### Installing and importing libraries

In [3]:
!pip install -q bitsandbytes accelerate
!pip install evaluate
!pip install deepeval

In [None]:
import os
os.environ["CUDA_VISIBLE_DEVICES"]="0"
import torch
import torch.nn as nn
import bitsandbytes as bnb
from transformers import AutoTokenizer, AutoConfig, AutoModelForCausalLM
from datasets import load_dataset
from tqdm import tqdm

# Load the fine tuned model
model = AutoModelForCausalLM.from_pretrained(
    "shlokjain0177/SuperiorLLM",
    torch_dtype=torch.float16,
    device_map='auto',
)

tokenizer = AutoTokenizer.from_pretrained("shlokjain0177/SuperiorLLM")

### Loading the HellaSwag dataset

In [None]:
dataset = load_dataset("hellaswag" , split="validation")

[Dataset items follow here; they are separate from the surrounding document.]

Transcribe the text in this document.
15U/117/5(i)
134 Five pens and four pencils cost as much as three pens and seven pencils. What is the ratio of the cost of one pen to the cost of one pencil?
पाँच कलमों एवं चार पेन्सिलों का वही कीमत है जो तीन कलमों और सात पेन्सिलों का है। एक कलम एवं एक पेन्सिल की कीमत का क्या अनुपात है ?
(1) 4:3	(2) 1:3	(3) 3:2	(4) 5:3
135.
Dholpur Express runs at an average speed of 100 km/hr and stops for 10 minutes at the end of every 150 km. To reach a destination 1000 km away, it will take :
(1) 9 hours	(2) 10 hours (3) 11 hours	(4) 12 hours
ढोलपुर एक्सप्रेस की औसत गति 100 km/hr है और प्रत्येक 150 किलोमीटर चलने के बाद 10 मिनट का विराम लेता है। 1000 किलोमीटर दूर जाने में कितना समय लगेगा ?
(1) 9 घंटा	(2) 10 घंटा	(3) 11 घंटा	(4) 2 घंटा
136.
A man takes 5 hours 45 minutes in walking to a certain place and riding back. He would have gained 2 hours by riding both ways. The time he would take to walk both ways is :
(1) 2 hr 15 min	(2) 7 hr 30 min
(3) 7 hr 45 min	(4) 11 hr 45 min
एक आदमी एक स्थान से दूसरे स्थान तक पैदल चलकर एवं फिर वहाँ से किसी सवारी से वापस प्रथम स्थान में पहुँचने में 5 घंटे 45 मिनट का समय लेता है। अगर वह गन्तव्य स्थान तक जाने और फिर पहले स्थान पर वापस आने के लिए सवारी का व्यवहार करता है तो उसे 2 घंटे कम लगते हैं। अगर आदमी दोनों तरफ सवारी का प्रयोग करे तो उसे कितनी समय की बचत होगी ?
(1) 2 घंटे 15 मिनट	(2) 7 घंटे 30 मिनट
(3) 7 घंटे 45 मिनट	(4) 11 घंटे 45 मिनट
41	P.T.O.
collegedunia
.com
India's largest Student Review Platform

### Evaluating on HellaSwag dataset

In [None]:
def evaluate_model_on_hellaswag(model, tokenizer, dataset):
    correct = 0
    total = 0

    for example in tqdm(dataset):
        # The prompt is the concatenation of 'ctx_a' and 'ctx_b'
        prompt = example['ctx_a'] + example['ctx_b']
        
        # Each option is a possible continuation of the prompt
        options = example['endings']
        correct_option = example["label"]

        scores = []
        for opt in options:
            # Concatenate the prompt with each option
            input_text = prompt + " " + opt
            
            # Tokenize the entire sequence
            encoding = tokenizer(input_text, return_tensors="pt", truncation=True, padding=True)
            input_ids = encoding.input_ids.to(model.device)
            attention_mask = encoding.attention_mask.to(model.device)

            # Generate model outputs
            with torch.no_grad():
                outputs = model(input_ids=input_ids, attention_mask=attention_mask)
                logits = outputs.logits

            # Compute the score for the option (e.g., using logits)
            scores.append(logits.mean().item())  # Example scoring method

        # Find the index of the highest score
        predicted_option = scores.index(max(scores))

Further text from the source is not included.